Le droit de l'Union européenne ne s'oppose pas, en principe, à une législation nationale qui autorise le filtrage des investissements directs en provenance de pays tiers, même si ces investissements sont réalisés par une société établie dans l'UE, a estimé l'avocate générale de la Cour de justice de l'UE, Tamara Ćapeta, dans des conclusions rendues jeudi 30 mars (affaire C-106/22).
Une société hongroise détenue par des capitaux situés aux Bermudes conteste la décision des autorités hongroises de lui interdire l'acquisition d'une autre société hongroise qui possède une carrière considérée comme stratégique pour sa contribution à la sécurité d'approvisionnement de la Hongrie en sable, argile et gravier.
Dans ses conclusions, Mme Ćapeta est d'avis que le règlement (2019/452) établissant un cadre pour le filtrage des investissements directs étrangers (EUROPE 12233/16) comprend les investissements par lesquels un investisseur d’un pays tiers acquiert le contrôle d’une société de l’Union par le biais d’une autre société établie dans l’UE. Ces investissements relèvent de la compétence exclusive de l’UE (article 207 TFUE).
Les États membres sont en mesure d'adopter des mécanismes de filtrage des investissements qui doivent être conformes aux règles sur le marché intérieur.
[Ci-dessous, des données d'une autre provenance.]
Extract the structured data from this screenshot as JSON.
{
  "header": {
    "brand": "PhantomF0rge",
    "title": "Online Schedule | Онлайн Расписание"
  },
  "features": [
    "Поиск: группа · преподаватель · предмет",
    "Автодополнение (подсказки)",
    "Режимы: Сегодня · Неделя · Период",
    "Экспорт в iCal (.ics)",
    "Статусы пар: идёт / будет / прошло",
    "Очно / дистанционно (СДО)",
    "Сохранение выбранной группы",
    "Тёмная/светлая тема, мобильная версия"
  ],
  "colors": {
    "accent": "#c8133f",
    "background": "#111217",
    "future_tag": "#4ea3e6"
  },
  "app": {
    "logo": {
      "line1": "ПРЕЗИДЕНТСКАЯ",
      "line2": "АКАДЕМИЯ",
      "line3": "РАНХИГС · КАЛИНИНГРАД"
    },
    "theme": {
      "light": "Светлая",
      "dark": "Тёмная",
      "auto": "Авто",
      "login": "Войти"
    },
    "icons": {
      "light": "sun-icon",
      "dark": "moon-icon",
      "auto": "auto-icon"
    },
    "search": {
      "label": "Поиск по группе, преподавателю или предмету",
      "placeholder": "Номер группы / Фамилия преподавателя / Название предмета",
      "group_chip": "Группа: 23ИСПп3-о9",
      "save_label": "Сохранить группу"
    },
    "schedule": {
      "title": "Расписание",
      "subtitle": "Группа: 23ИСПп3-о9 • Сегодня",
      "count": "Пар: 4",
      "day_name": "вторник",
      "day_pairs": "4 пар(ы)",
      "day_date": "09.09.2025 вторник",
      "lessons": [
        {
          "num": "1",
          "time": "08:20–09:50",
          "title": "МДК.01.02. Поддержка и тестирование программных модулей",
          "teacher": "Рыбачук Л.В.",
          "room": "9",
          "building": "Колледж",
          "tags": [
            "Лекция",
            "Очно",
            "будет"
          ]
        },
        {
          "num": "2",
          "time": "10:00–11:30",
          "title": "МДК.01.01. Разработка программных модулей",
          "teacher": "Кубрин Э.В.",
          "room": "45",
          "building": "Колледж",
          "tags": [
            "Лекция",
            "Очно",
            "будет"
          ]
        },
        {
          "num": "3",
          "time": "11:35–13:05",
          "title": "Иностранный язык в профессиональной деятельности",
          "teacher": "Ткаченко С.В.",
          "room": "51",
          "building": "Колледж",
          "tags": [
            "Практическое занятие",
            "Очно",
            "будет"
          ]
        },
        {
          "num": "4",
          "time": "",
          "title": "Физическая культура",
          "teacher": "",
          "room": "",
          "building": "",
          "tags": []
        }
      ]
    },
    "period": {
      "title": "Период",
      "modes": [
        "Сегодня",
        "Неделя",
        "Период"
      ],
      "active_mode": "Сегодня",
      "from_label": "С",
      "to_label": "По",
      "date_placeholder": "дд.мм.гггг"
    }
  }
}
Les organes nationaux doivent notamment justifier leur décision de restreindre les flux de capitaux par des motifs impérieux de sécurité ou d'ordre public. Et toute mesure doit être proportionnée à l'objectif poursuivi.
Dans le cas d'espèce, l'avocate générale admet qu'assurer l'approvisionnement en certaines matières premières peut, en temps de crise, justifier une restriction à un investissement direct étranger. Il appartient à la juridiction de renvoi d'examiner si les autorités hongroises ont exposé de façon suffisante en quoi le fait que la carrière visée soit indirectement détenue par des capitaux étrangers représente une menace véritable et grave pour la sécurité d’approvisionnement en gravier, en sable et en argile en Hongrie, et pourquoi l’approvisionnement en ces matériaux ne peut pas être garanti au moyen de mesures moins restrictives.